Iraqi officers say about 1,500 families have fled this religiously mixed city 25 miles west of Baghdad. Many others have moved to neighborhoods where their sect predominates - deserting their former homes or exchanging them with people from the other brand of Islam.

"Friends from different sects say, 'Let's trade houses; then we'll move back when things settle down,' " said Brig. Gen. Abdullah Abdul Kareem Abdul Sattar, commander of Iraqi forces in this city of 80,000.

So far the city has escaped rampant sectarian attacks. Many families have moved to avoid the military checkpoints that delay travel to jobs in Baghdad.

But the trucks packed with household goods that shuttle between neighborhoods underscore the sectarian fault line. Iraqi soldiers have tried to persuade residents to stay, but they acknowledge that influential tribal and religious leaders have encouraged many to leave.

"All day long you'll see trucks moving back and forth to where they think it's safer," Sattar said, "but they're taking those grudges with them. The best we can do is stop them at checkpoints, and assure them of their safety and security."

The problem is not isolated to Nasser Wa Salaam.
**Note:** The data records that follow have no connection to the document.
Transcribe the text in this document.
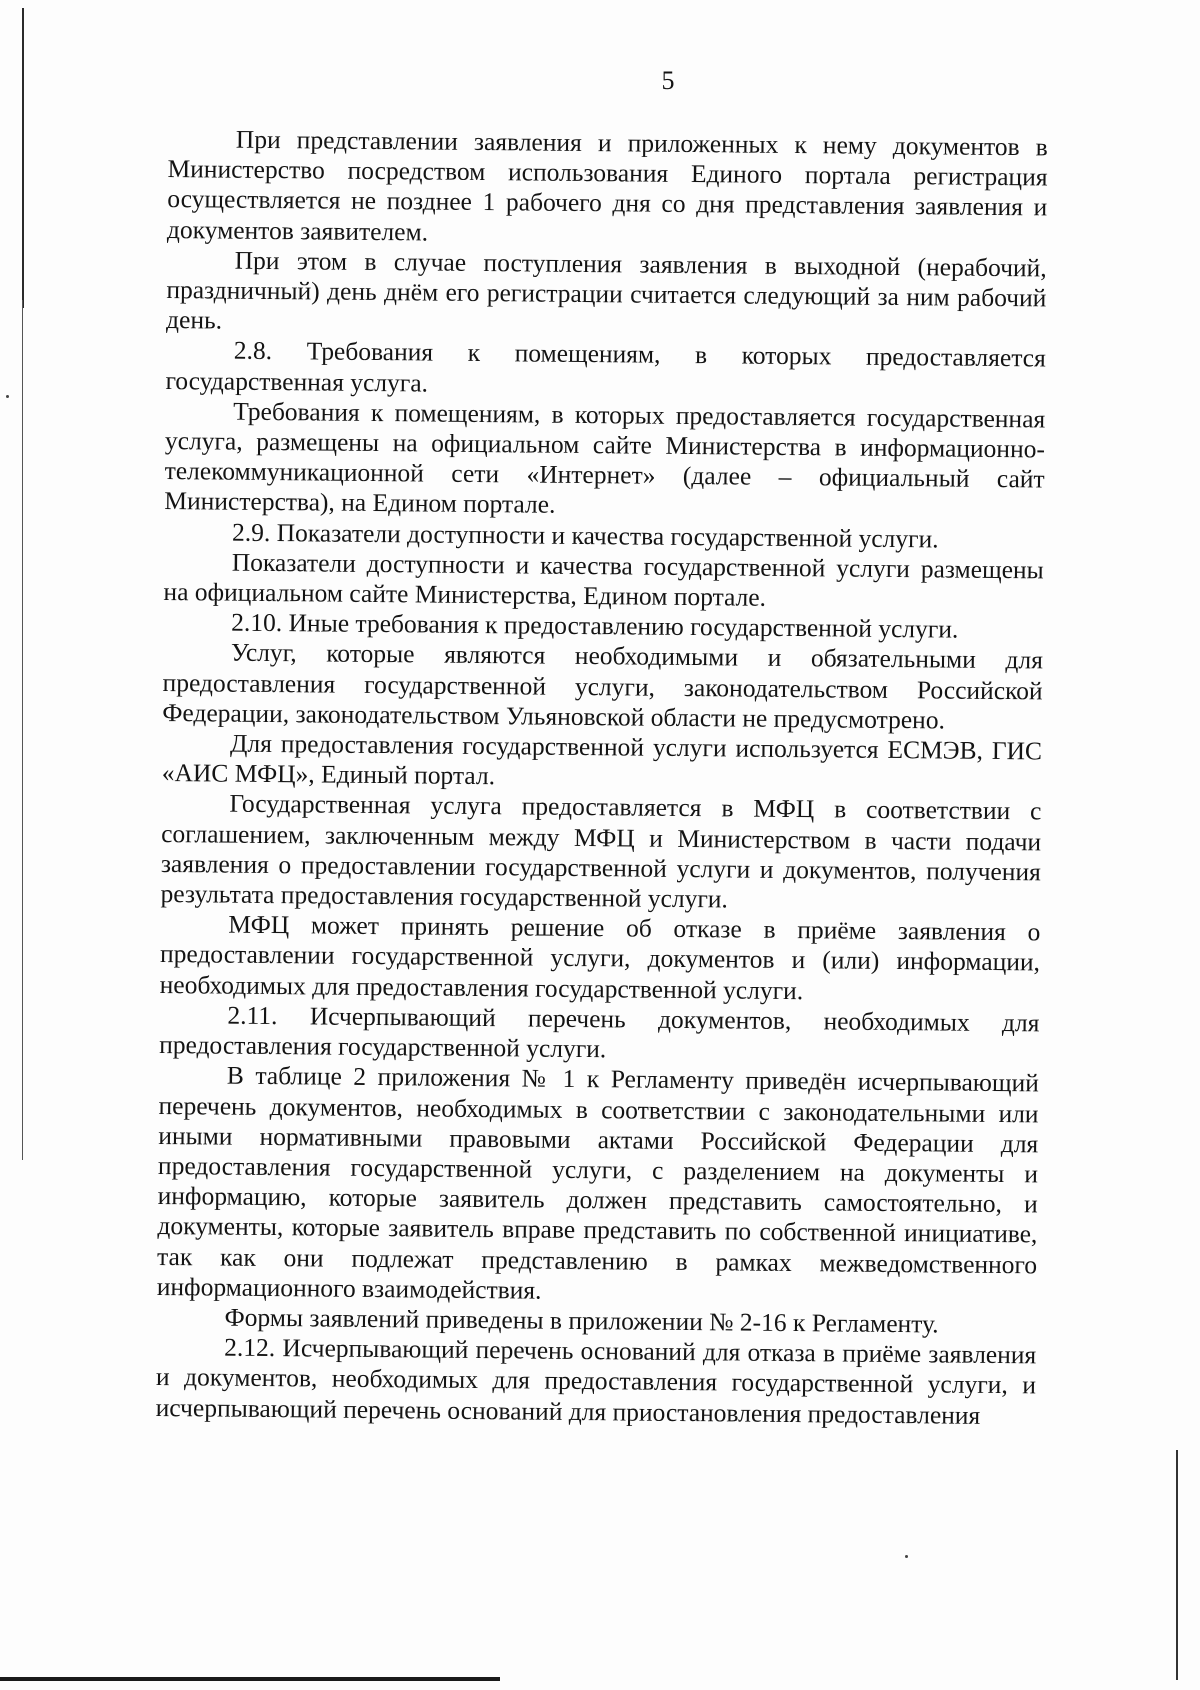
5

При представлении заявления и приложенных к нему документов в Министерство посредством использования Единого портала регистрация осуществляется не позднее 1 рабочего дня со дня представления заявления и документов заявителем.

При этом в случае поступления заявления в выходной (нерабочий, праздничный) день днём его регистрации считается следующий за ним рабочий день.

2.8. Требования к помещениям, в которых предоставляется государственная услуга.

Требования к помещениям, в которых предоставляется государственная услуга, размещены на официальном сайте Министерства в информационно-телекоммуникационной сети «Интернет» (далее – официальный сайт Министерства), на Едином портале.

2.9. Показатели доступности и качества государственной услуги.

Показатели доступности и качества государственной услуги размещены на официальном сайте Министерства, Едином портале.

2.10. Иные требования к предоставлению государственной услуги.

Услуг, которые являются необходимыми и обязательными для предоставления государственной услуги, законодательством Российской Федерации, законодательством Ульяновской области не предусмотрено.

Для предоставления государственной услуги используется ЕСМЭВ, ГИС «АИС МФЦ», Единый портал.

Государственная услуга предоставляется в МФЦ в соответствии с соглашением, заключенным между МФЦ и Министерством в части подачи заявления о предоставлении государственной услуги и документов, получения результата предоставления государственной услуги.

МФЦ может принять решение об отказе в приёме заявления о предоставлении государственной услуги, документов и (или) информации, необходимых для предоставления государственной услуги.

2.11. Исчерпывающий перечень документов, необходимых для предоставления государственной услуги.

В таблице 2 приложения № 1 к Регламенту приведён исчерпывающий перечень документов, необходимых в соответствии с законодательными или иными нормативными правовыми актами Российской Федерации для предоставления государственной услуги, с разделением на документы и информацию, которые заявитель должен представить самостоятельно, и документы, которые заявитель вправе представить по собственной инициативе, так как они подлежат представлению в рамках межведомственного информационного взаимодействия.

Формы заявлений приведены в приложении № 2-16 к Регламенту.

2.12. Исчерпывающий перечень оснований для отказа в приёме заявления и документов, необходимых для предоставления государственной услуги, и исчерпывающий перечень оснований для приостановления предоставления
In the nearby Abu Ghraib district, U.S. Marines this spring poked through abandoned homes and heard stories about all the Shiites who had fled the mostly Sunni neighborhood on the western edge of Baghdad.

In Fallujah, a tent city was erected in a parking lot to shelter hundreds of mostly Sunni Arab families who fled Shiite death squads and militias in Baghdad.
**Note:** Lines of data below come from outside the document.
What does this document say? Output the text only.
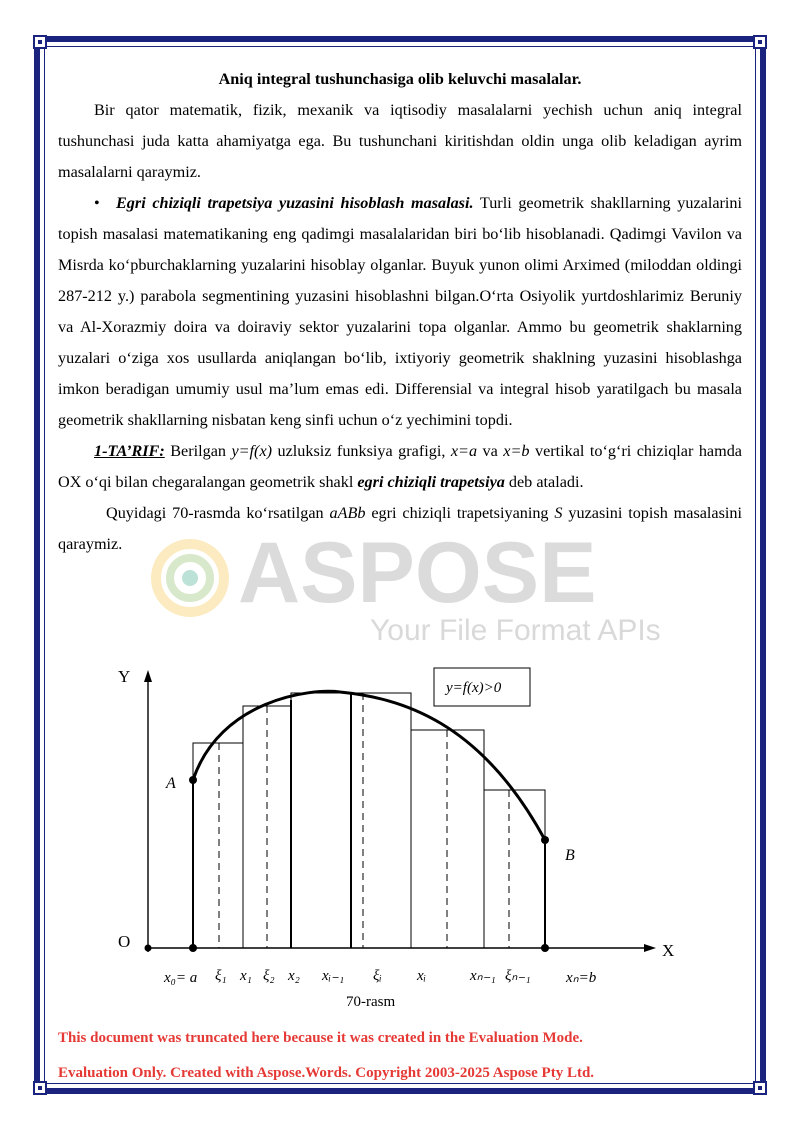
ASPOSE
Your File Format APIs

Aniq integral tushunchasiga olib keluvchi masalalar.

Bir qator matematik, fizik, mexanik va iqtisodiy masalalarni yechish uchun aniq integral tushunchasi juda katta ahamiyatga ega. Bu tushunchani kiritishdan oldin unga olib keladigan ayrim masalalarni qaraymiz.

• Egri chiziqli trapetsiya yuzasini hisoblash masalasi. Turli geometrik shakllarning yuzalarini topish masalasi matematikaning eng qadimgi masalalaridan biri bo‘lib hisoblanadi. Qadimgi Vavilon va Misrda ko‘pburchaklarning yuzalarini hisoblay olganlar. Buyuk yunon olimi Arximed (miloddan oldingi 287-212 y.) parabola segmentining yuzasini hisoblashni bilgan.O‘rta Osiyolik yurtdoshlarimiz Beruniy va Al-Xorazmiy doira va doiraviy sektor yuzalarini topa olganlar. Ammo bu geometrik shaklarning yuzalari o‘ziga xos usullarda aniqlangan bo‘lib, ixtiyoriy geometrik shaklning yuzasini hisoblashga imkon beradigan umumiy usul ma’lum emas edi. Differensial va integral hisob yaratilgach bu masala geometrik shakllarning nisbatan keng sinfi uchun o‘z yechimini topdi.

1-TA’RIF: Berilgan y=f(x) uzluksiz funksiya grafigi, x=a va x=b vertikal to‘g‘ri chiziqlar hamda OX o‘qi bilan chegaralangan geometrik shakl egri chiziqli trapetsiya deb ataladi.

Quyidagi 70-rasmda ko‘rsatilgan aABb egri chiziqli trapetsiyaning S yuzasini topish masalasini qaraymiz.

y=f(x)>0
Y
X
O
A
B
x₀= a ξ₁ x₁ ξ₂ x₂ xᵢ₋₁ ξᵢ xᵢ	xₙ₋₁ ξₙ₋₁ xₙ=b
70-rasm
This document was truncated here because it was created in the Evaluation Mode.
Evaluation Only. Created with Aspose.Words. Copyright 2003-2025 Aspose Pty Ltd.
Nationwide, 26,858 families - about 160,000 people - have been displaced by sectarian violence since the Feb. 22 bombing of a Shiite shrine in Samarra, according to Migration Minister Abdul-Samad Rahman.

Some U.S. and Iraqi commanders blame rumor-mongering for exaggerating the risk facing Iraqis in areas where they are in the minority. Residents say they have seen or heard of flyers warning that they will be killed if they do not leave, but U.S. soldiers say they have never seen one.

"Nobody can produce one of these flyers," said Lt. Col. Doug Anderson, head of a team of U.S. advisers that trains Iraqi soldiers here. "... By the time a rumor gets to the other side of the city, it's rampant."

Although commanders say the exodus has slowed, they remain concerned about the uneasy state of Sunni-Shiite relations. After the February shrine bombing, U.S. trainers said militants fired rockets into city neighborhoods. Sattar's son was recently tortured and killed.

"For people my age, we never had this," he said. "We never knew what sect we were. We interacted with each other, intermarried. This is something new and it's a bit of a shocking situation."

About 800 families have moved into Nasser Wa Salaam - but they are thought to be primarily Sunni Arabs who feel safer in the Sunni-dominated western half of Iraq. Most families that left are thought to be Shiite.

The city was one of the first places west of Baghdad to be handed over from U.S. control to an Iraqi army unit. The brigade in control of the area is considered one of the best trained in the dangerous west, led by an articulate commander with an organized staff. It lives in a modern, well-maintained base at the edge of the city.

The Iraqi soldiers are trying to tame fears and gauge the extent of the migration. Soldiers now stop trucks loaded with furniture to record where people are moving to and from. They are also surveying changing neighborhoods and trying to locate abandoned homes.

But for all their progress, their soldiers remain predominantly Shiite - and the exodus in Nasser Wa Salaam has happened under their watch. Iraqi commanders have acknowledged their limitations.

"We need a political solution," said Brig. Gen. Tarek, a division commander who would give only his surname, for fear of reprisal. "I could put a squad in every house... but that's outside of my capabilities."